Okay, that's helpful. I think your R&D outlook for the year contemplates $65 million-$80 million in investment in 2022. Can you give us a sense for the breakdown between Derm, GI, and mental health? You know, you guys talked about how GI could sort of you know be a maybe sort of a new area where you could add additional indications over time. You know, how are you guys thinking about potentially adding those organically versus inorganically? Can you give us a sense for what that pipeline is that you acquired?
Yeah, I think your R&D number might be a little high, Mark. We'll make sure we get that cleared up for you. We haven't broken out how much is in which category. I would tell you that we will continue to support our in-market derm tests very aggressively. We'll continue to support TissueCypher and IDgenetix very aggressively as well. We have been incredibly successful as a company in developing signatures internally. Our UM test was licensed, as you know, but our three derm tests, taking out the MyPath portion of our comprehensive diagnostic offering, those were all developed in-house. We've got a tremendous amount of confidence in our R&D team and their ability to develop signatures.
The tricky part is just making sure that you're identifying a clinical question that physicians have and need an answer for.

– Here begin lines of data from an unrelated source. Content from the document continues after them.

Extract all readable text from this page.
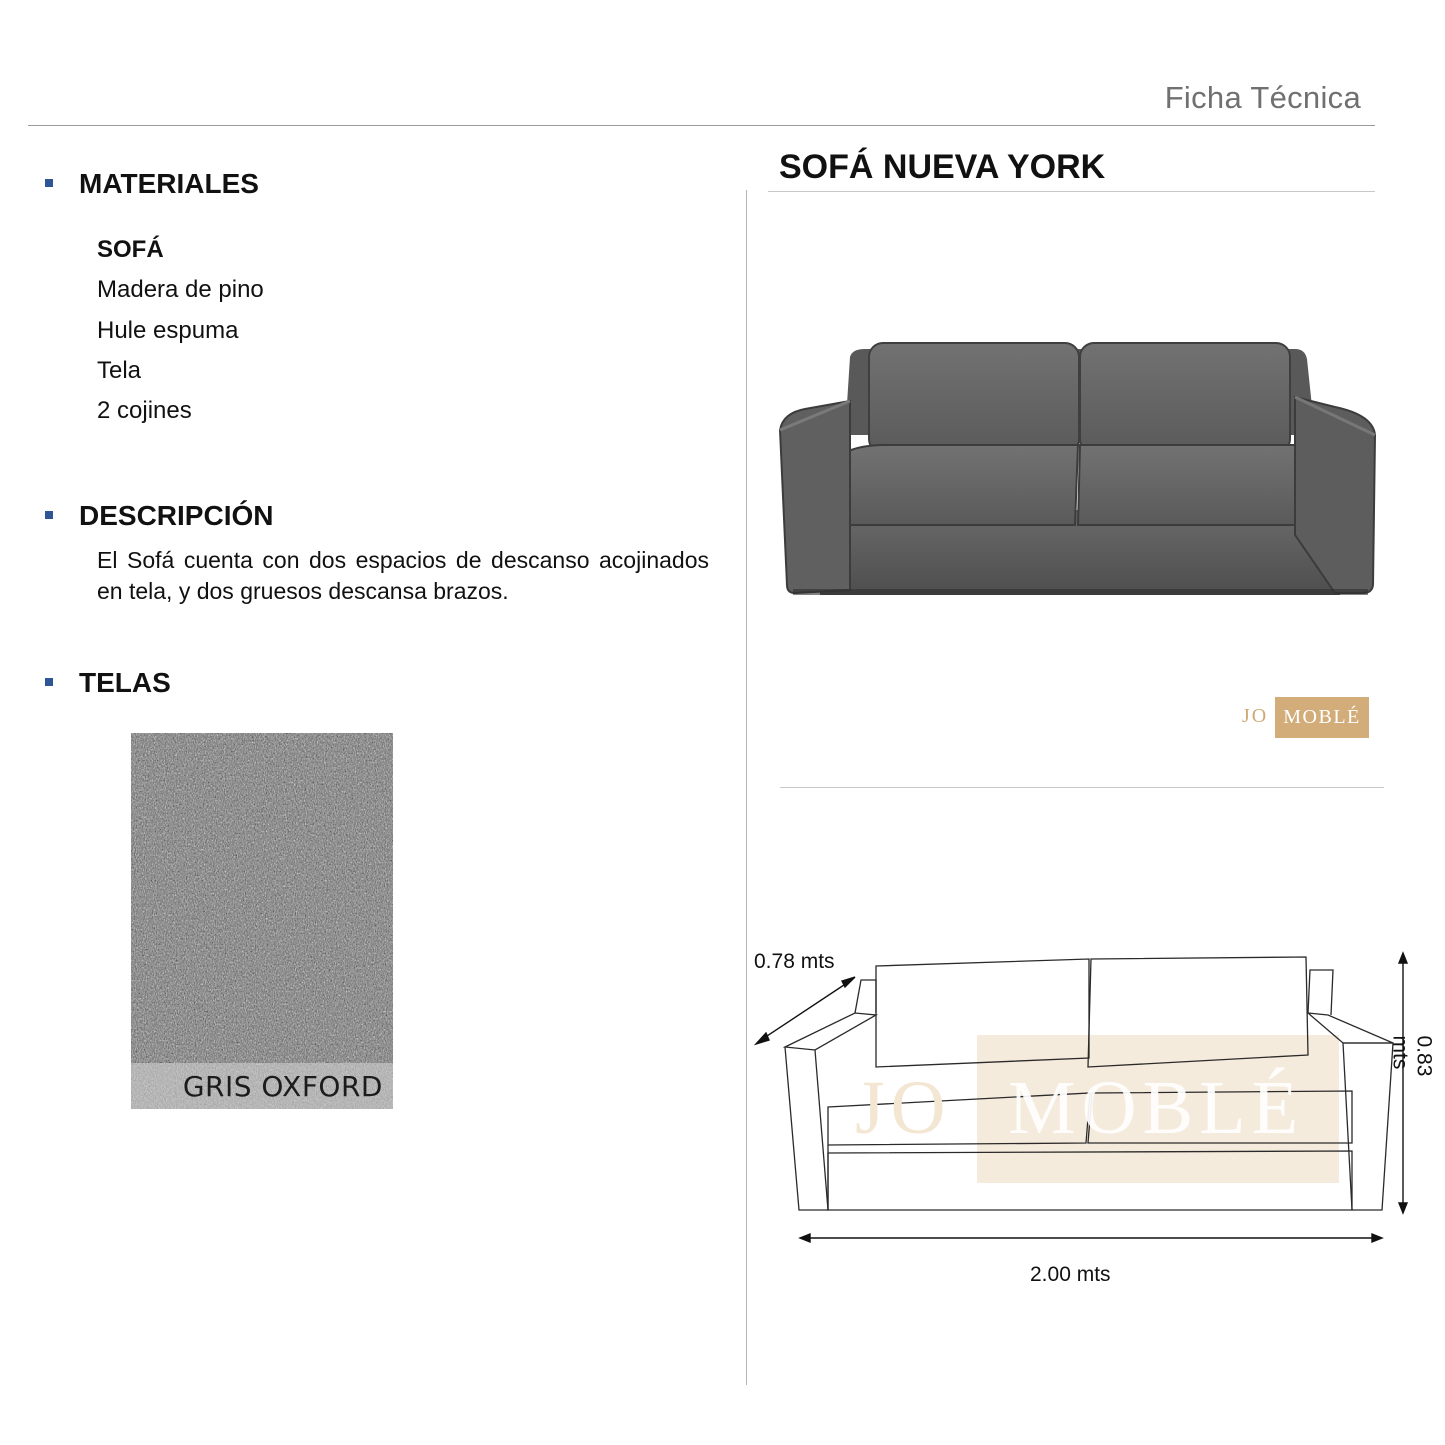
Ficha Técnica
MATERIALES
SOFÁ
Madera de pino
Hule espuma
Tela
2 cojines
DESCRIPCIÓN
El Sofá cuenta con dos espacios de descanso acojinados en tela, y dos gruesos descansa brazos.
TELAS
GRIS OXFORD
SOFÁ NUEVA YORK
JO MOBLÉ
JO MOBLÉ
0.78 mts
2.00 mts
0.83 mts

If we can do that, we're confident that we can. By the way, we have identified questions in GI. If we identify a question this group of physicians has, we're very confident we can develop a signature for it. We would like to add additional products to our GI offering. We're working on several in derm as well. We'll keep doing that.
The opportunity with these groups of physicians is quite significant. As we saw with our squamous cell quick update, when you educate a group of physicians on the value of gene expression profile diagnostic testing, when you have new patients that you can help them, it's a much easier putt to get them to understand that value in the next group of physicians.
Okay, that's great. One last one from me. You know, you guys have a strong balance sheet with over $300 million of cash. You have been acquisitive recently. You know, you've got new channels where you could plug additional assets into. Valuations have declined significantly in the last three months. How do you look at the environment for potential tuck-ins at this current time?
I think one is, of course, you can never say never anyways, but I think we have an opportunity here to really integrate, driving into three areas in terms of our current commercial opportunities in GI, in mental health, and in dermatology. We have laid out the fact that we believe dermatology is our significant near midterm core revenue driver, certainly, and that one of our growth pillars is looking at external opportunities like TissueCypher and like IDgenetix. That being said, I think that one of the leverage points that we like about dermatology is how do we leverage gastroenterology and our sort of mental health call point. I think from a acquisition perspective, there are certainly items that are looked at all the time.
I think it's much more likely that if we make additional moves, they'll largely be focused in growing out our current call points. We can get greater leverage value off those commercial investments. Do you wanna add anything?
This concludes our first quarter 2022 earnings call. Thank you again for joining us today and for your continued interest in Castle Biosciences.
Thank you everyone for joining us today. This concludes our call. You may now disconnect your lines.